Page 122 of The Turncoat King

“I hear it’s a good likeness.” She remembered how quickly the officer in Bartolo had recognized her.

“It is.” He stared.

“So, I’ll make you a deal. Put down the flare and you can take me with you. You’ll be rewarded, not killed.”

“Ava, what are you doing?” Luc turned to look at her.

“What will it be? An agonizing death for everyone, or you going back with the prize the Herald has been searching for for months?” She lifted her hands as she ignored Luc.

“I won’t get far with you, not with these three after me.” The officer lowered his hand, though. “Although . . .”

He shuffled around Luc, holding the flare out. “Move, or we’ll see what happens if I splash some on you.”

Luc moved slowly out of the way.

“Ava, what’s going on?”

“When I was in Bartolo, one of the Kassian officers recognized me. Apparently the Queen’s Herald sent a drawing of me to the senior officers with instructions to be on the lookout.”

He said nothing, and she looked over at him.

His face was impossible to read.

“Better to be in enemy hands than for all of us to be dead, and the hills burning.”

He couldn’t argue with that. Although, she saw with a surprise that punched the air from her lungs, he looked like he wanted to.

“If you follow me down, I’ll douse her in the stuff.” The officer waggled the bottle, then thought better of it and held it still.

Ava started to slide her hand into her pocket, but he gave a shout.

“Don’t move. Keep your hands up.”

He reached her and put the flare into her hands, then pulled her up against his chest. “You spill it, we both die. You try to attack me,” his gaze went to Luc, “she spills it on herself.”

He fumbled with something on his belt, and came up with the thin restraints Ava had seen carried by every Kassian soldier at the fort where she’d been held.

He looped them around her wrists and pulled her back against him.

They moved in an awkward shuffle down the path, and when they reached the first body, Ava’s cloak let her know the man holding onto her had become even more dangerous.

“I would think long and hard before you take the flare from me and toss it down on the path.” She spoke quietly.

“And why’s that?” He didn’t deny he was considering it.

“Because I’ve heard it reacts like water, and water flows downhill.”

He hesitated and then tightened his grip so he was hurting her. “These are my people lying dead here.”

“And you were planning to burn my people to death.

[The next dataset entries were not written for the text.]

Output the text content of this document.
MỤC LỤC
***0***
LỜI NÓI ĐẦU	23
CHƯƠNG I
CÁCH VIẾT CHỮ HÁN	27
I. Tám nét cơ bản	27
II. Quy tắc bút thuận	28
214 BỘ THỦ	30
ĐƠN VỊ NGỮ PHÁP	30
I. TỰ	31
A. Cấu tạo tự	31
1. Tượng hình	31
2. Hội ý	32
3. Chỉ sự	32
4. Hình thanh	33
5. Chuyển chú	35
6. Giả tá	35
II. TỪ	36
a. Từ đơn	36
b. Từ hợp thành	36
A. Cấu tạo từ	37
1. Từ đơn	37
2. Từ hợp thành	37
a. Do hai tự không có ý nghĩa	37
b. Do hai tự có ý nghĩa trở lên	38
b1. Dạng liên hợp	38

Including the ground beneath their feet.” She waited for a response, and when none was forthcoming, she shrugged.

He loosened his hold a little and kept pulling her back. The path was uneven, and he kept stumbling. “Keep a good hold on that flare.”

Her heart lurched as they slid down a little way, and she tightened her grip on the glass canister.

Luc would be following them, scarf on, she knew. And Oscar and Deni wouldn’t be far behind.

She wished she’d had time to work more protection into her cloak. She had added a working for flare fire this afternoon, to hers and to Luc, Oscar and Deni’s clothing, but she hadn’t really known what the flare light was when she’d done it, and she didn’t know if her magic would stand against the magic in the canister.